Twenty-six China A shares will be added to the MSCI China Index, while 30 equities from Saudi Arabia and eight Argentine securities are set to join the MSCI Inc.’s emerging-market stock benchmarks, steps that could potentially draw billions of dollars of investor inflows.
MSCI, which announced the additions of Saudi Arabia and Argentina last June, said the stocks will join its indexes as of the close of trading on May 28. Argentina will account for 0.26% of the MSCI Emerging Markets index, while Saudi Arabia will have a 1.42% weighting. China A shares will be left with a 1.76% weighting in the broad developing-nation gauge, it said. The China gauge will have 31 additions in total, including five that aren’t A shares.

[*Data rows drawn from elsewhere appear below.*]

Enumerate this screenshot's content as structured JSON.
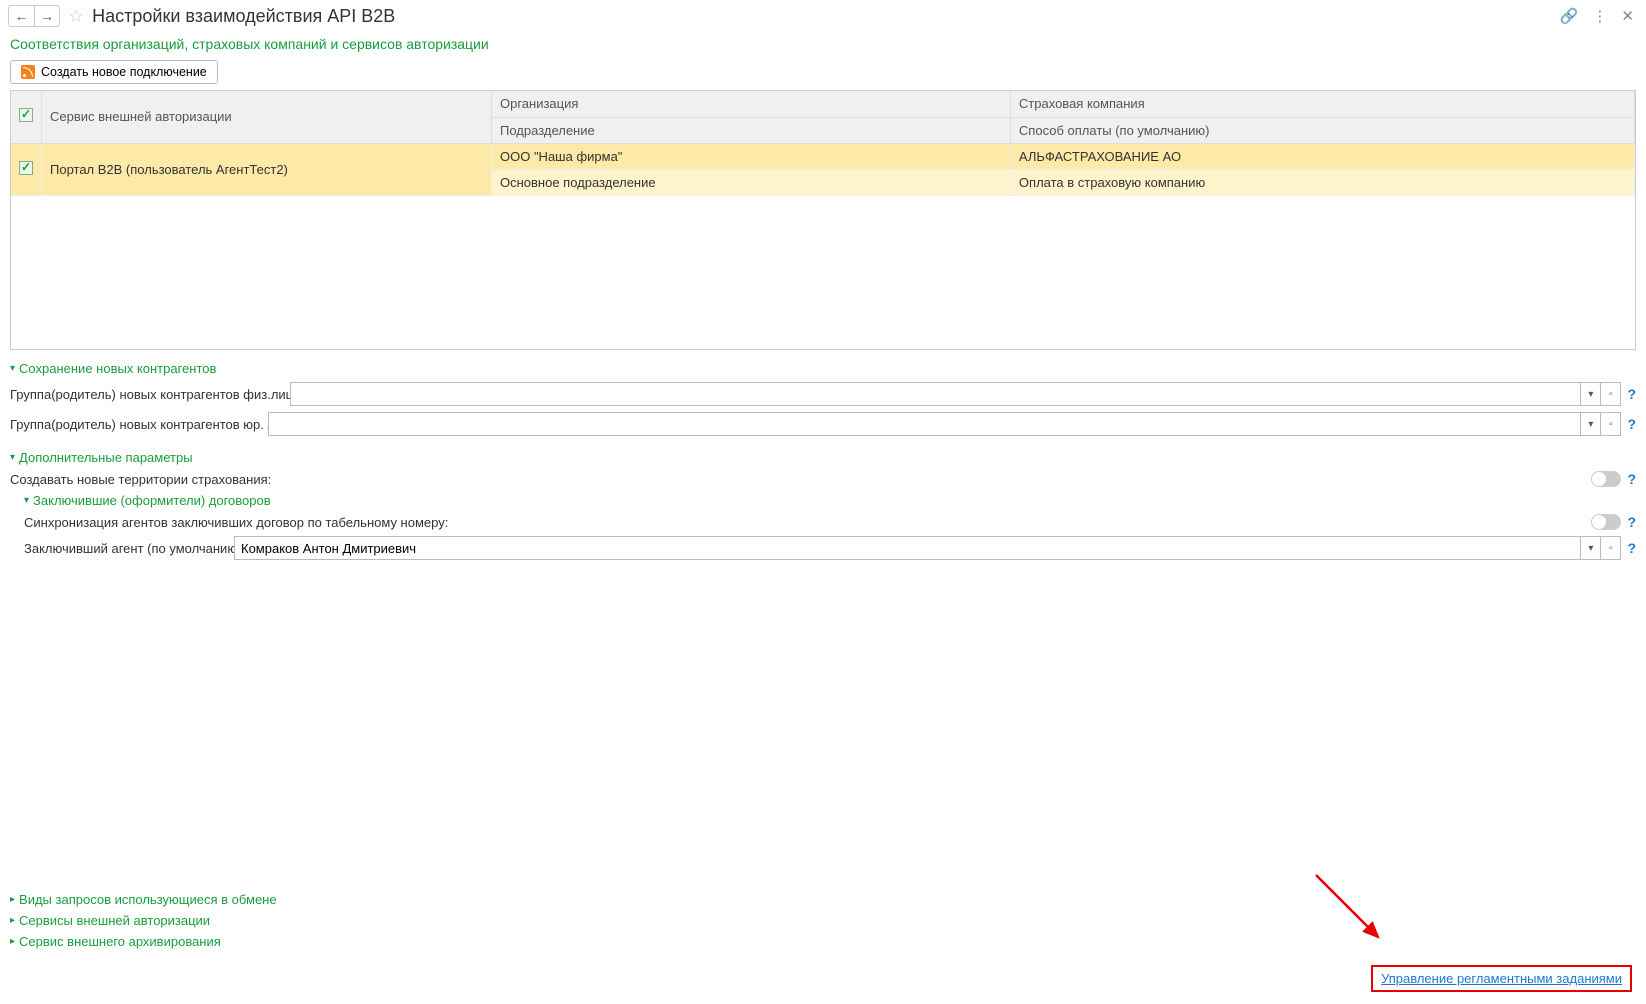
{
  "header": {
    "title": "Настройки взаимодействия API B2B"
  },
  "subtitle": "Соответствия организаций, страховых компаний и сервисов авторизации",
  "toolbar": {
    "create_label": "Создать новое подключение"
  },
  "table": {
    "headers": {
      "service": "Сервис внешней авторизации",
      "org": "Организация",
      "subdivision": "Подразделение",
      "company": "Страховая компания",
      "payment": "Способ оплаты (по умолчанию)"
    },
    "rows": [
      {
        "checked": true,
        "service": "Портал B2B (пользователь АгентТест2)",
        "org": "ООО \"Наша фирма\"",
        "subdivision": "Основное подразделение",
        "company": "АЛЬФАСТРАХОВАНИЕ АО",
        "payment": "Оплата в страховую компанию"
      }
    ]
  },
  "groups": {
    "save_contragents": {
      "title": "Сохранение новых контрагентов",
      "fields": {
        "group_phys_label": "Группа(родитель) новых контрагентов физ.лиц и ИП:",
        "group_phys_value": "",
        "group_jur_label": "Группа(родитель) новых контрагентов юр. лиц:",
        "group_jur_value": ""
      }
    },
    "extra_params": {
      "title": "Дополнительные параметры",
      "create_territories_label": "Создавать новые территории страхования:",
      "create_territories_value": false,
      "subgroup": {
        "title": "Заключившие (оформители) договоров",
        "sync_agents_label": "Синхронизация агентов заключивших договор по табельному номеру:",
        "sync_agents_value": false,
        "default_agent_label": "Заключивший агент (по умолчанию):",
        "default_agent_value": "Комраков Антон Дмитриевич"
      }
    },
    "collapsed": {
      "request_types": "Виды запросов использующиеся в обмене",
      "auth_services": "Сервисы внешней авторизации",
      "archive_service": "Сервис внешнего архивирования"
    }
  },
  "footer": {
    "link": "Управление регламентными заданиями"
  },
  "help": "?"
}
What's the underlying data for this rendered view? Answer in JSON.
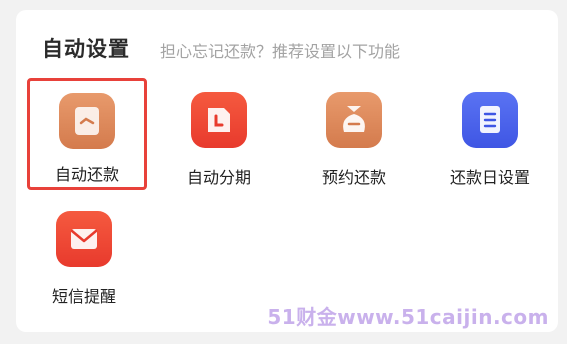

Kuwait stocks, which had been on the firm’s watch list for a potential upgrade, weren’t included. The firm is still holding a consultation on the country and will probably announce the result at its annual review in June, according to Pavlo Taranenko, executive director of index research at MSCI. If it gets the upgrade, Kuwait would exit the frontier-market group in 2020, leaving current No. 2 -- Vietnam -- to dominate the asset class.
MSCI is the world’s biggest index compiler and its emerging-markets index is the most important for the asset class, with as much as $1.8 trillion in assets benchmarked to it as of June 2018. The stocks are being added at a time when developing-nation assets are in the midst of a sell-off tied to increased Sino-American trade tensions, with Chinese shares in particular in the firing line.
China Sell-Off
Foreigners are dumping mainland China-listed shares at a record pace. Already this month, 17.4 billion yuan ($2.6 billion) of A shares have been sold through trading links with Hong Kong, putting May well on track to surpass the 18 billion yuan outflow in April.
While Chinese stocks remain some of the best performing in world this year, about $1 trillion has been erased from the nation’s equity markets in just three weeks as the trade dispute reignited. On Monday, China announced it will increase tariffs imposed on about $60 billion of U.S. goods in retaliation for President Donald Trump’s latest escalation of the trade war.
The Shanghai Composite Index has fallen about 6% this month. It’s up more than 16% year-to-date.
MSCI will increase the inclusion factor of large-cap A shares to 10% from 5%, according to the statement, though that doesn’t guarantee a boost for the market: The initial inclusion of A shares last year did little to stop the worst rout in a decade. Inflows from index-tracking funds are minor compared to the size of China’s market, which is dominated by retail investors.
Recent volatility in Chinese shares won’t have an impact on MSCI’s plans to raise the weighting of large-caps this year, according to Zhen Wei, director of China research at MSCI Inc. However, it could mean a change in the number of mid-caps that are included in the November review, he said in an interview in Singapore on Thursday.